Mothers should be celebrated- regardless if they work outside the
home or not.
So anyway, I was
pretty upset and I could tell my wife was too. She ended up taking
our son out to change his diaper and I was fuming, imagining myself
standing up in a Martin Luther-inspired rant and tell everyone what
the score was, but when Beth came back in, she was smiling.
She said that as she
changed Sherlock- our boy's name is Sherlock by the way- he was so
happy and smiley that she decided she didn't care what anyone else
though- her boy loves her and that's enough for her to feel
celebrated as a mother.
Obviously, it took
me a bit longer to get over it. While she taught me an important
lesson that day, I don't think Church should be a place where we
actively cultivate negativity by speaking ignorantly.

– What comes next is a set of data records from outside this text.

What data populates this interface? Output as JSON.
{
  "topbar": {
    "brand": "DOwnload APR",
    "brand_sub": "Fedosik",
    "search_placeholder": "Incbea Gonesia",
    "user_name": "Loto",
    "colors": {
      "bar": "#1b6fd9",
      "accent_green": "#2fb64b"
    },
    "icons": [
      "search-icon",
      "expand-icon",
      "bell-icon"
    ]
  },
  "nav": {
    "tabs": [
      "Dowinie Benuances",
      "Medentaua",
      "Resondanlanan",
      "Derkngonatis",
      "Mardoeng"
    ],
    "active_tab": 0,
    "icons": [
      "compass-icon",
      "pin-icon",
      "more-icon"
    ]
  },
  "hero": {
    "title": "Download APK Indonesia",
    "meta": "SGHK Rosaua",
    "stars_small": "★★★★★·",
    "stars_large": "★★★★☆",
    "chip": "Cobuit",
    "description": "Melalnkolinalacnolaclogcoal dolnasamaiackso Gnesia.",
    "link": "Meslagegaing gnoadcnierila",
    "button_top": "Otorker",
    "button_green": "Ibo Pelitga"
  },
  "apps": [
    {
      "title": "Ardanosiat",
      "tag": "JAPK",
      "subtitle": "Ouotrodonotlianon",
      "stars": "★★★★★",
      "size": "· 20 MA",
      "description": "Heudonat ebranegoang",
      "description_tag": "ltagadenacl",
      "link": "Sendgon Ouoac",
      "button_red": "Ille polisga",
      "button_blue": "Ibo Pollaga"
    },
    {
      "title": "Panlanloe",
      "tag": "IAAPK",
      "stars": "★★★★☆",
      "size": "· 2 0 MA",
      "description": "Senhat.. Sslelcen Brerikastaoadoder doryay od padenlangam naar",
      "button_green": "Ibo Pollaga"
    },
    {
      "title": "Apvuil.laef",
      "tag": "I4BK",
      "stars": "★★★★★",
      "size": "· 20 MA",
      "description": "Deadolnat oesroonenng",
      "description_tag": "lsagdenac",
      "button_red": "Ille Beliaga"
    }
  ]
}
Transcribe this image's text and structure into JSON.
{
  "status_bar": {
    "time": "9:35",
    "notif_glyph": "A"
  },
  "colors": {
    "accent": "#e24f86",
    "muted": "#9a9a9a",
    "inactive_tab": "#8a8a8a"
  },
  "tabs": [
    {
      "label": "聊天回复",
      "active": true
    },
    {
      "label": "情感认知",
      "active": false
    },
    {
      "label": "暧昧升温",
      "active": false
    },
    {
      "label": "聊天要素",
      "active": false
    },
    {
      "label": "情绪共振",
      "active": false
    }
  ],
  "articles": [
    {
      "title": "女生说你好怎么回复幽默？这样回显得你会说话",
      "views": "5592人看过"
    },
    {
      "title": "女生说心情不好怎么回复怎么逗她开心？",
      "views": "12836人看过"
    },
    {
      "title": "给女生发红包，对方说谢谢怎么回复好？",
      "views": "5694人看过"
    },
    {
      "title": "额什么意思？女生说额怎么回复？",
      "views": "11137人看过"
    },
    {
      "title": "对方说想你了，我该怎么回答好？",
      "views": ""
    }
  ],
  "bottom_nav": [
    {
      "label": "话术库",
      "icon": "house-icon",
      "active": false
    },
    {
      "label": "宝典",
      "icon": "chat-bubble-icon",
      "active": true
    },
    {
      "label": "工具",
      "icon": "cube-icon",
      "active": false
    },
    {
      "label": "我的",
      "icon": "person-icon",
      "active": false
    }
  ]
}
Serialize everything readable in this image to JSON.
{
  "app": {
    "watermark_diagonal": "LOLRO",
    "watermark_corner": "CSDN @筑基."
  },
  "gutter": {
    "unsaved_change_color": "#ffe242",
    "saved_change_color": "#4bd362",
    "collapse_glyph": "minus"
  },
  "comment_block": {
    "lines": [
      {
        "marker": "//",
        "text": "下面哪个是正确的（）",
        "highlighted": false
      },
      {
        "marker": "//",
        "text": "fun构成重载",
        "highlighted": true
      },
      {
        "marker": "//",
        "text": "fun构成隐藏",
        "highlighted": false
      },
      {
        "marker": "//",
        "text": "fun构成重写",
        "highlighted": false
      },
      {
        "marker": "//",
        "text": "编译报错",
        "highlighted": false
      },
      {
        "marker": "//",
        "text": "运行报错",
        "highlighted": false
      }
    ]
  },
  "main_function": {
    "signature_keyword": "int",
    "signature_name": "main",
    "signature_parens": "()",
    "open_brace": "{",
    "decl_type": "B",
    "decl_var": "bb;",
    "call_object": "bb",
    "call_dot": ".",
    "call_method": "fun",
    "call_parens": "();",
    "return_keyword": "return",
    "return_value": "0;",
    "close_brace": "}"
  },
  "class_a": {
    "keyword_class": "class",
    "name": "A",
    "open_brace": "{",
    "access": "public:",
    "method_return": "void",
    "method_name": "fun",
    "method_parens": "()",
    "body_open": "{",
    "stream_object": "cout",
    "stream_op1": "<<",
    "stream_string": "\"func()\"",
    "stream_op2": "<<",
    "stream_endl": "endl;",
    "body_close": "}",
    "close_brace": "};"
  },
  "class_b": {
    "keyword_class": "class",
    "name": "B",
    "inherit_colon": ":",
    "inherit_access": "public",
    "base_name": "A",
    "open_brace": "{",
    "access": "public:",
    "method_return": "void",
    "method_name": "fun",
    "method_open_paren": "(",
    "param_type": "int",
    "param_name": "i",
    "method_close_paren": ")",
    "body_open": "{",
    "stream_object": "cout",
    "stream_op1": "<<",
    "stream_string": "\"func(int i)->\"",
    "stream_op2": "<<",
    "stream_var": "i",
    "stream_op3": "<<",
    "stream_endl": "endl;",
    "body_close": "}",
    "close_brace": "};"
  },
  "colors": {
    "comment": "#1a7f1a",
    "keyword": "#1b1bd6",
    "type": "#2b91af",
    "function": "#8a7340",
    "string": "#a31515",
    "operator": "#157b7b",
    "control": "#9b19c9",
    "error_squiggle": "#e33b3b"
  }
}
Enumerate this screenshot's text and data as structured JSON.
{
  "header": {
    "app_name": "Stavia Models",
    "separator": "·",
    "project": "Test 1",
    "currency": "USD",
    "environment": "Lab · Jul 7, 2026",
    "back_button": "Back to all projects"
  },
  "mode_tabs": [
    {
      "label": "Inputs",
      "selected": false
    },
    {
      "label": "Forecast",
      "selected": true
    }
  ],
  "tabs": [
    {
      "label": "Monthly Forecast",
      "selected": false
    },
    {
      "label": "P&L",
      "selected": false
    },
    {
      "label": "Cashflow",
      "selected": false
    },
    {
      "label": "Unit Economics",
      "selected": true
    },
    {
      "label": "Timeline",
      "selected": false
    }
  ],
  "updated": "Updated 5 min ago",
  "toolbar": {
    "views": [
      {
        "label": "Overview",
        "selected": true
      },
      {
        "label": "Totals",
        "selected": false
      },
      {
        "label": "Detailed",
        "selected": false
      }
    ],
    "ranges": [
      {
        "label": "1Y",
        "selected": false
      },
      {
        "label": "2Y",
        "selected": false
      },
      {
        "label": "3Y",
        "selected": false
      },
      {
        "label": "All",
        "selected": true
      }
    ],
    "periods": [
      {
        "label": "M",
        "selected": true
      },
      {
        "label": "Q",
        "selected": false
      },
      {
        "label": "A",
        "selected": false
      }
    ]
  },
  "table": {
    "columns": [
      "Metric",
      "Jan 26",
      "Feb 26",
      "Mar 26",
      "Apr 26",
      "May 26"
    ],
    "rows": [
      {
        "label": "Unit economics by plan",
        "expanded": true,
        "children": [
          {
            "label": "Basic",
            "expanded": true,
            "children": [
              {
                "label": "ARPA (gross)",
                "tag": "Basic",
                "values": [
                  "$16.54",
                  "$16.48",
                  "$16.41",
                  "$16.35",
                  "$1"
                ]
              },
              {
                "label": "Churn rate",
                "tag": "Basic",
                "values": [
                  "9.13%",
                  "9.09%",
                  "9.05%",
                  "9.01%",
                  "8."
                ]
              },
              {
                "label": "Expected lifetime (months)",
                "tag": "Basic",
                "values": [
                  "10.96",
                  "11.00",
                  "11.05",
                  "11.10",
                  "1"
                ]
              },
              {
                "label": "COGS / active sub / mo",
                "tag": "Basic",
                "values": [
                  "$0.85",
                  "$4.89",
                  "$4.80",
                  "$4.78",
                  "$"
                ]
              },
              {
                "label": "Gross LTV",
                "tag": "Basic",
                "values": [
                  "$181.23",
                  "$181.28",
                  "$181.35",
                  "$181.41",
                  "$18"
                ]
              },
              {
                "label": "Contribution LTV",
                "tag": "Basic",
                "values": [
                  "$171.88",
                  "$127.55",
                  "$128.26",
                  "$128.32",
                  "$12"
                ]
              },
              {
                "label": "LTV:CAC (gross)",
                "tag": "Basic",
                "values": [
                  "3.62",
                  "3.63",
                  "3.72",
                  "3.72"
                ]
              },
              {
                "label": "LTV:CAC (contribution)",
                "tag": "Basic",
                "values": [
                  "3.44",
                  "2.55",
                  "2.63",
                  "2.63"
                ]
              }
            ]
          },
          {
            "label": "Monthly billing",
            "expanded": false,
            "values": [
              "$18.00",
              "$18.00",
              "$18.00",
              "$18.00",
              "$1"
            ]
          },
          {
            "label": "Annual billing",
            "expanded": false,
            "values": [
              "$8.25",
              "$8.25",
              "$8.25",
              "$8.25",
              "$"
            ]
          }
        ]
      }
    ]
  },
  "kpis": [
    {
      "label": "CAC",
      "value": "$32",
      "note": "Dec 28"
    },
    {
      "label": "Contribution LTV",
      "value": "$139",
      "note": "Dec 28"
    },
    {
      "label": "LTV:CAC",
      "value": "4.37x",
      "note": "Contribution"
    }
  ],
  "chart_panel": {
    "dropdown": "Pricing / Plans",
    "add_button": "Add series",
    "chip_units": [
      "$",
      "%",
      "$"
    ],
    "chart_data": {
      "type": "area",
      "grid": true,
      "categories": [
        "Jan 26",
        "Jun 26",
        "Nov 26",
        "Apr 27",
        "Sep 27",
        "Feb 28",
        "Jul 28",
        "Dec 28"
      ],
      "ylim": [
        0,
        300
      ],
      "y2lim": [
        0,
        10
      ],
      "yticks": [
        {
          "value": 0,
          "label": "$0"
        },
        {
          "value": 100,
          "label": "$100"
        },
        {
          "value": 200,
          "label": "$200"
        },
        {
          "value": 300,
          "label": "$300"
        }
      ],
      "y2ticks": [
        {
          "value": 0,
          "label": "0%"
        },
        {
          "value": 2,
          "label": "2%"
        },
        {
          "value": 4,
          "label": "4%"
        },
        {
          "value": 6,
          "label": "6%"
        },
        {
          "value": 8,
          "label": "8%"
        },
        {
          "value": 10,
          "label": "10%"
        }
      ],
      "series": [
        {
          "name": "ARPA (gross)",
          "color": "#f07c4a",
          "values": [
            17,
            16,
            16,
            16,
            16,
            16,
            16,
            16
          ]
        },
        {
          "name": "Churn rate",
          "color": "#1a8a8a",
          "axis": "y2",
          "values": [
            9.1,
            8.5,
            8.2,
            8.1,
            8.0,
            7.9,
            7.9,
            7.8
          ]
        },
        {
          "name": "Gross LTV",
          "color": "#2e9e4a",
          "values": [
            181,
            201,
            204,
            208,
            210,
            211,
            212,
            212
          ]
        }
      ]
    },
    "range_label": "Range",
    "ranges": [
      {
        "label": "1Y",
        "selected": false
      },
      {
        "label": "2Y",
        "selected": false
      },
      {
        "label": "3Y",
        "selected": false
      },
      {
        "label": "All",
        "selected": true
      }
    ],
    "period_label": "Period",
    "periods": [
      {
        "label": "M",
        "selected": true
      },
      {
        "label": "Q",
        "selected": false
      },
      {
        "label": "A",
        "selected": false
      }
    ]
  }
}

A final thought: I understand
the need for people to watch their language when talking about
motherhood. “Full-time mother” can be a hurtful phrase to a woman
who works, but likewise saying a woman isn't fulfilled by “just
staying at home all day” is insulting to the role of a stay-at-home
mom. There is nothing “just” about being a stay-at-home mom. It's
simple really, some women find fulfillment by being stay-at-home
mothers and some women find fulfillment by working. My own mother was
a stay-at-home mother and worked harder than most people do at any
job they have.
These hurtful
phrases can lead to hard feelings which leads to ignorant and
prejudiced feelings against women in the other “camp”- though
such camps are part of a false dichotomy that really should have no
place in polite society. Both sides are guilty and should watch how
they act. Men included.
The real bottom line
is just don't be a jerk, no matter if you work or stay at home.